Pvt. Orvel V. Blakeley, 19, was from Clayton. Blakeley served in Company C, 126th Infantry, and was the first Lenawee County man to die in France. Oddly, the official record states that he was murdered. The same record has a footnote saying he had previously been reported to have drowned on Jan. 27, 1918. His obituary in the March 4, 1918, Daily Telegram simply states, “Whether he died from some natural cause or from a trench injury is not known.”

Pvt. Claude Thomas Annis, 29, died of wounds received in action while serving in Company B, 126th Infantry, Adrian’s Guard unit in the 82nd Division. Annis was killed on Aug. 8, 1918, in Crezancy, Aisne, France. He was Adrian’s first combat death. The Adrian VFW bears his name.

Pvt. Ralph Carpenter, 20, of Hudson died on a troop ship on Oct. 4, 1918, while deploying to Europe. He succumbed to pneumonia, likely brought on by the Spanish flu. Like many others from around the country, Carpenter made it through training and died of disease on the way to war.

Given the realities of war, it isn’t over until it’s over.

Sgt. Arthur O’Dell, and Pvts. Henry C. Rosenberg and Conrad Albert Frank Carlin, three of Lenawee’s war casualties, all died on the last full day of the war, Nov. 10, 1918, within 24 hours of the armistice.

O’Dell, 35, of Adrian of the 2nd Motor Transport Corps, accidentally drowned in a canal near his station at about 8 p.m. No details of the accident have been found.

Rosenberg, 30, of Adrian was in the 328th Machine Gun Battalion. Rosenberg was killed in France between 2 and 3 o’clock on the 10th. Although he died in battle, the exact action and location of his death is unknown.

Carlin, 24, of Adrian served in the 329th Machine Gun Battalion. He was killed while his unit was pursuing retreating Germans. The retreating Germans turned and made a last stand at Jametz, France. Conrad died instantly when struck by shell fire.
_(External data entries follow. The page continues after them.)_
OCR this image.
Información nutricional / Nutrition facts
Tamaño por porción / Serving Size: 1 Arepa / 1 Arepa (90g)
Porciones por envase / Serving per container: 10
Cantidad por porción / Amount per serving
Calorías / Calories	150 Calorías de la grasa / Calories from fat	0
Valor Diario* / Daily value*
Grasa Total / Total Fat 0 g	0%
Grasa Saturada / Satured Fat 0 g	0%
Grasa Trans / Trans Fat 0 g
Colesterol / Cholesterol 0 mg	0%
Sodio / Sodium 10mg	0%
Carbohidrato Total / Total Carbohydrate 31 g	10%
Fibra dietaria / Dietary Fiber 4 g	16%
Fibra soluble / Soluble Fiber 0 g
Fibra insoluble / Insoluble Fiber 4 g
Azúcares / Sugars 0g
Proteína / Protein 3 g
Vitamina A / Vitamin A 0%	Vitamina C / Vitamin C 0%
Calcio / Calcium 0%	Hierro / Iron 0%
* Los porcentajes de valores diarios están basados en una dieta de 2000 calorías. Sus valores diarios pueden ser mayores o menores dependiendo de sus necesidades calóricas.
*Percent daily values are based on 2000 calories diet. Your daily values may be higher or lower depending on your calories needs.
Nurse Julia Lide, 45, of Adrian was a veteran of the Spanish-American War. When World War I broke out, Lide was superintendent of Emma L. Bixby Hospital in Adrian. She joined the Harper Hospital Unit from Detroit on June 9, 1917. She served in hospitals in France for 18 months. During the war, she and her unit were cited for bravery under “heavy fire and aerial bombardment” on the front near Chateau-Thierry. She continued caring for the wounded in France after the armistice and died of a noncombat illness. One source speculates she may have contracted the Spanish flu, whereas the official Army records report that she died of peritonitis, probably due to a ruptured appendix.

She died in Base Hospital No. 10 in France on Feb. 24, 1919. She is buried in Arlington National Cemetery.

The effects of the war were felt by virtually every family in the county — no — by virtually every family in the country and probably much of the world. For men and women returning from the war, and the families of those who would never return, it was a bittersweet mixture of thanksgiving and mourning.